Preferences, Ability, and Personality : Understanding Decision-making Under Risk and Delay.

Authors
Publication date
2019
Publication type
Thesis
Summary Preferences, abilities, and personality predict a wide range of economic outcomes. I map them into a structural decision-making framework using unique experimental data collected on more than 1200 individuals each making more than 100 financially relevant decisions.I jointly estimate the distributions of risk and time preferences in the population, their stability at the individual level, and the tendency of people to make mistakes. I use the Randomized Preference Model (RPM), which has recently been shown to have superior theoretical properties to previously employed models. I show that the RPM has strong internal validity. The five estimated structural parameters dominate a wide range of demographic and socioeconomic variables when explaining observed individual choices. I demonstrate the economic and econometric importance of using preference shocks and incorporating the so-called "shaky hand" parameter. Errors and instability in preferences are related to different capabilities.
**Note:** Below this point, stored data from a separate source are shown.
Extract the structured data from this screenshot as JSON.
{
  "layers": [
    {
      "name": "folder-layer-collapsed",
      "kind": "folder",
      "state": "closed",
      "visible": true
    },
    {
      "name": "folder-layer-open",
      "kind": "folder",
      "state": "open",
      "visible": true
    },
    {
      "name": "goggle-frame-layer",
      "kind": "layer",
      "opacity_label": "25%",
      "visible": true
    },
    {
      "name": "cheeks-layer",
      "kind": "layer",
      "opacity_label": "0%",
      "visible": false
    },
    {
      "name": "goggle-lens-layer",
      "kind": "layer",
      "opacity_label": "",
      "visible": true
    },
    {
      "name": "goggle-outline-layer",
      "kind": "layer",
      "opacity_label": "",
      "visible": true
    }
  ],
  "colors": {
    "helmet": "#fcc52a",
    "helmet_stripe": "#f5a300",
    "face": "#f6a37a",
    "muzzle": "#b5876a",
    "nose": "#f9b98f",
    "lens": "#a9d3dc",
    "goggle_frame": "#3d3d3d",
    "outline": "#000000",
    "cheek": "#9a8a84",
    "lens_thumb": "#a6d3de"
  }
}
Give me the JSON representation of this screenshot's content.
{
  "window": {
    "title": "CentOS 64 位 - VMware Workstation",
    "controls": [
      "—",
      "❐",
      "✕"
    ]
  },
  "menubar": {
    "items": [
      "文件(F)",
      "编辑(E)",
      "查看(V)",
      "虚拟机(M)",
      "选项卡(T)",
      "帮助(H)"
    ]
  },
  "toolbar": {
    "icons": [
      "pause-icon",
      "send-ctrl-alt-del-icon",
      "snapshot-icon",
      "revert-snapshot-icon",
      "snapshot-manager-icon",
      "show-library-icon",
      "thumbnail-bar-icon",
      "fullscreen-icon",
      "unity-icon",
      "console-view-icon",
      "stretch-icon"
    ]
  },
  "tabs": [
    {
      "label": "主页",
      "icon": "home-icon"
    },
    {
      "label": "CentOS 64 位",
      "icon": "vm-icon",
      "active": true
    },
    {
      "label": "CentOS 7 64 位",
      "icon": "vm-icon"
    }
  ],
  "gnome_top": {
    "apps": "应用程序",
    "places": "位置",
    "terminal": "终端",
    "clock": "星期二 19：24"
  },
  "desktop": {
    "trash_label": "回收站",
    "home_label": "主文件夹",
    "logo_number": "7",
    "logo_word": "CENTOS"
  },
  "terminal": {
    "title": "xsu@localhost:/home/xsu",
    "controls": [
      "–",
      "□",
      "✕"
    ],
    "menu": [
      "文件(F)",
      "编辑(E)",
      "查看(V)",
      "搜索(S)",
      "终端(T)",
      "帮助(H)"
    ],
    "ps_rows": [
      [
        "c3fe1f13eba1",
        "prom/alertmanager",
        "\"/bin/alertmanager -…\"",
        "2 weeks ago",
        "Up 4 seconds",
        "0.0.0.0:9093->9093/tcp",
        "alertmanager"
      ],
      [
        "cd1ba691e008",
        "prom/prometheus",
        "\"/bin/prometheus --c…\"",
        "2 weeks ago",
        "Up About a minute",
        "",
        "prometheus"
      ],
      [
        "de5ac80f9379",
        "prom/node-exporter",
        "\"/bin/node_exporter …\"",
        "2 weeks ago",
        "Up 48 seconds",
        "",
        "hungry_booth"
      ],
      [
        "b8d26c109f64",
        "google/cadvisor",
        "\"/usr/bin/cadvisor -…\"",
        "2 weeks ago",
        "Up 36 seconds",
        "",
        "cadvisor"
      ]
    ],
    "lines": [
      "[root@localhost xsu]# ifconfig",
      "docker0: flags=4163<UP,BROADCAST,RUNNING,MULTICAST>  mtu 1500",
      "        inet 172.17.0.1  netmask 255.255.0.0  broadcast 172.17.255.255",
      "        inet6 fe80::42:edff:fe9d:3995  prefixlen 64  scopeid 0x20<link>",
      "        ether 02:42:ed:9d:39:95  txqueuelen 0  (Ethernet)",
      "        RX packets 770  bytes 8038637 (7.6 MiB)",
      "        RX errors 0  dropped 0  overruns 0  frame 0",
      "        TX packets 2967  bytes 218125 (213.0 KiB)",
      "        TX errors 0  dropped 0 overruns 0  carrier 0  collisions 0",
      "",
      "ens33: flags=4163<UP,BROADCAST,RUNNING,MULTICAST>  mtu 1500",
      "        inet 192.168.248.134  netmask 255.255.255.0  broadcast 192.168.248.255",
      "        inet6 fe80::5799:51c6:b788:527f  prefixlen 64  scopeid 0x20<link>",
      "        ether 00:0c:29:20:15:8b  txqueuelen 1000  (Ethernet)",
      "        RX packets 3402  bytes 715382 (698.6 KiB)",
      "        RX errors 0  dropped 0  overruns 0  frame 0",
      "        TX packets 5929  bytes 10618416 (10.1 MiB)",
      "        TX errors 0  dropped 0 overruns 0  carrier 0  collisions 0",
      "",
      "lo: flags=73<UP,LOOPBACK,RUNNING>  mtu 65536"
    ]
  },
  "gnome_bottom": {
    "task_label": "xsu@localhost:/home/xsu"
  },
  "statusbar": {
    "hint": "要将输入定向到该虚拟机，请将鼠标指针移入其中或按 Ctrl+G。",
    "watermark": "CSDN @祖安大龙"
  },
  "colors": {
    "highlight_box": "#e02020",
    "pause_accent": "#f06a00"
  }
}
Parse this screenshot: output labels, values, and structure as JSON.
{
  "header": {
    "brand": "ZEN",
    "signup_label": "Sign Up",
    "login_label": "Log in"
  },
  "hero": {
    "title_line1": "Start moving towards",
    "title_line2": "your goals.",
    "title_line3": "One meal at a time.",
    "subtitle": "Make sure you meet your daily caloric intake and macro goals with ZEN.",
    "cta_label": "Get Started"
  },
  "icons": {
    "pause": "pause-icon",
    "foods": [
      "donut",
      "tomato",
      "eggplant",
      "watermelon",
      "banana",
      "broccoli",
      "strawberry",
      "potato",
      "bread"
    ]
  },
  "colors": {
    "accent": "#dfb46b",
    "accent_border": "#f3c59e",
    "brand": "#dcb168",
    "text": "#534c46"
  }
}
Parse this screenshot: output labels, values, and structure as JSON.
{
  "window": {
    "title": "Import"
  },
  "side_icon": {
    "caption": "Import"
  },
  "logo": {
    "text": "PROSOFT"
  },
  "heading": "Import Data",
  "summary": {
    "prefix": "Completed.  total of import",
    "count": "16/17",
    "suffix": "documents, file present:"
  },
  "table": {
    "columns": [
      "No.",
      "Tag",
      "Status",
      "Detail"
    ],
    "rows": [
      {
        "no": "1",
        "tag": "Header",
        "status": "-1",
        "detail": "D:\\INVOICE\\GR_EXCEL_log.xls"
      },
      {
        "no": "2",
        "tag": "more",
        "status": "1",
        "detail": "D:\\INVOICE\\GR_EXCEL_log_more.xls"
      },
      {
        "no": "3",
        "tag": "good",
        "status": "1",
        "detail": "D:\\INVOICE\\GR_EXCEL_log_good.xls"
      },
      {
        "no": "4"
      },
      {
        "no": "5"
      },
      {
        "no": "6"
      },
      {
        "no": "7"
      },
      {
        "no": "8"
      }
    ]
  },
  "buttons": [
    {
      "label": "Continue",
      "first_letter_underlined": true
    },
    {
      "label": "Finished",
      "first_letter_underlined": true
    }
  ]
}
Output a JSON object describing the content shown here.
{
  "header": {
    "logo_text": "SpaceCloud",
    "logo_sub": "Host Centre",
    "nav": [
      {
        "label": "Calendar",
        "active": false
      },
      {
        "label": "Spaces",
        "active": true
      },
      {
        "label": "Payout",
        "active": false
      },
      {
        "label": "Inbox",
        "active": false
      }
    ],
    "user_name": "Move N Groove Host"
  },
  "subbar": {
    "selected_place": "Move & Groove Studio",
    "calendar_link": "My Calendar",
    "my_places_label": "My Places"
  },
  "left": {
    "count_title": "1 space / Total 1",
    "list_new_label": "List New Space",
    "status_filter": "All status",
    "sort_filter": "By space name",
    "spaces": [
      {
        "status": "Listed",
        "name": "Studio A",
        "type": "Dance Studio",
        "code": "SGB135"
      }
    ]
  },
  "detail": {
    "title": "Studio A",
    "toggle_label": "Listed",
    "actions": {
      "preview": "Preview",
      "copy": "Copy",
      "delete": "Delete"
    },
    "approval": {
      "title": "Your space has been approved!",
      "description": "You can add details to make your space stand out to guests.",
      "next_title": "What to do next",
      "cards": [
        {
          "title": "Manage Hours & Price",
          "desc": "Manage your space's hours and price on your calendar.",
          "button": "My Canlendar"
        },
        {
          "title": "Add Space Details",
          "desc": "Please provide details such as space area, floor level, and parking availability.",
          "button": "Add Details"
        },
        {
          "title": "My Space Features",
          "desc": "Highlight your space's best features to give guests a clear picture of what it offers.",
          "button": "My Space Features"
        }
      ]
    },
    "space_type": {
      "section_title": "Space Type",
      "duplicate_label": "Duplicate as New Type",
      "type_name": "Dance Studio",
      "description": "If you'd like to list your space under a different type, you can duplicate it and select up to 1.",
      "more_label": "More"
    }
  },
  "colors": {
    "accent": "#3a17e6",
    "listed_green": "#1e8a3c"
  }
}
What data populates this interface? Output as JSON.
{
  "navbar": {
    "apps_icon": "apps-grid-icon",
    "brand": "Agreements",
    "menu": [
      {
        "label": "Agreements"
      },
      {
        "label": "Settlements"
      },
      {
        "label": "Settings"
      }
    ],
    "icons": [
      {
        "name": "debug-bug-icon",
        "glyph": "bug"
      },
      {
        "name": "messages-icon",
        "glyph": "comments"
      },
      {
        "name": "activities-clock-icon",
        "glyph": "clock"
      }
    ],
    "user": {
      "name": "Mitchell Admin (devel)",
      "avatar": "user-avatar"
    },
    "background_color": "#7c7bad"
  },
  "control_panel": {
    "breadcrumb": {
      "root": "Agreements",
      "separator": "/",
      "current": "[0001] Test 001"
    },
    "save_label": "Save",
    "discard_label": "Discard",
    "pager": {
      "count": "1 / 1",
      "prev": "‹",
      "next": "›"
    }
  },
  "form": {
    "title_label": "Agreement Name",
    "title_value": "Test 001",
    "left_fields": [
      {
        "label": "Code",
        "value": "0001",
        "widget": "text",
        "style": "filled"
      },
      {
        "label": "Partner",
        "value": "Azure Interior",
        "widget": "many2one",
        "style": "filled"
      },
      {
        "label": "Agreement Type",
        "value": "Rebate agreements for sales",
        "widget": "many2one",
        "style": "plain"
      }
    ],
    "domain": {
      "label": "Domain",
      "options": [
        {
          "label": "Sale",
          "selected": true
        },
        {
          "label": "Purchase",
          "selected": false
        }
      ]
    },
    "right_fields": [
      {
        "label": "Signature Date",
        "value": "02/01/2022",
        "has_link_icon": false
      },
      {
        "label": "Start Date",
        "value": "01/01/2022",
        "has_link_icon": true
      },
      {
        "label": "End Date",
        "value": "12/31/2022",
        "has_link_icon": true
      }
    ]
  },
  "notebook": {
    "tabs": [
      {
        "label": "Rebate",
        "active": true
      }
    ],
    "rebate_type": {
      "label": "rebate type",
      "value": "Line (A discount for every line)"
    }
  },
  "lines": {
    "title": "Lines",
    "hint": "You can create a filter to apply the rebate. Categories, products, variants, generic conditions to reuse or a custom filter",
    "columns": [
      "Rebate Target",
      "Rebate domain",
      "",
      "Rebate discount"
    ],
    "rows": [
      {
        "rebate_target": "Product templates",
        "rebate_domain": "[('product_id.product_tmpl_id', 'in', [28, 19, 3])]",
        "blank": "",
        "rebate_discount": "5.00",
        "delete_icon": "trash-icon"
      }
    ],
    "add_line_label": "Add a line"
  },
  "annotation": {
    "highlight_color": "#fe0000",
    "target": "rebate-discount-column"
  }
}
I propose a rationality index that condenses them into a single predictor of welfare losses.I use a factor model to extract cognitive ability and "Big Five" personality traits from many measures. They explain up to 50% of the variation in people's preferences and ability to make rational choices. Conscientiousness alone explains 45% and 10% of the cross-sectional variation in discount rate and risk aversion, and 20% of the variation in their individual stability. In addition, risk aversion is related to extraversion and errors depend on cognitive ability, effort, and task parameters. Preferences are stable for the median individual. Nevertheless, a portion of the population has some instability in preferences that is indicative of imperfect self-knowledge.These results have implications both for the specification of reduced-form and structural economic models, and also for the explanation of inequality and the intergenerational transmission of socioeconomic status.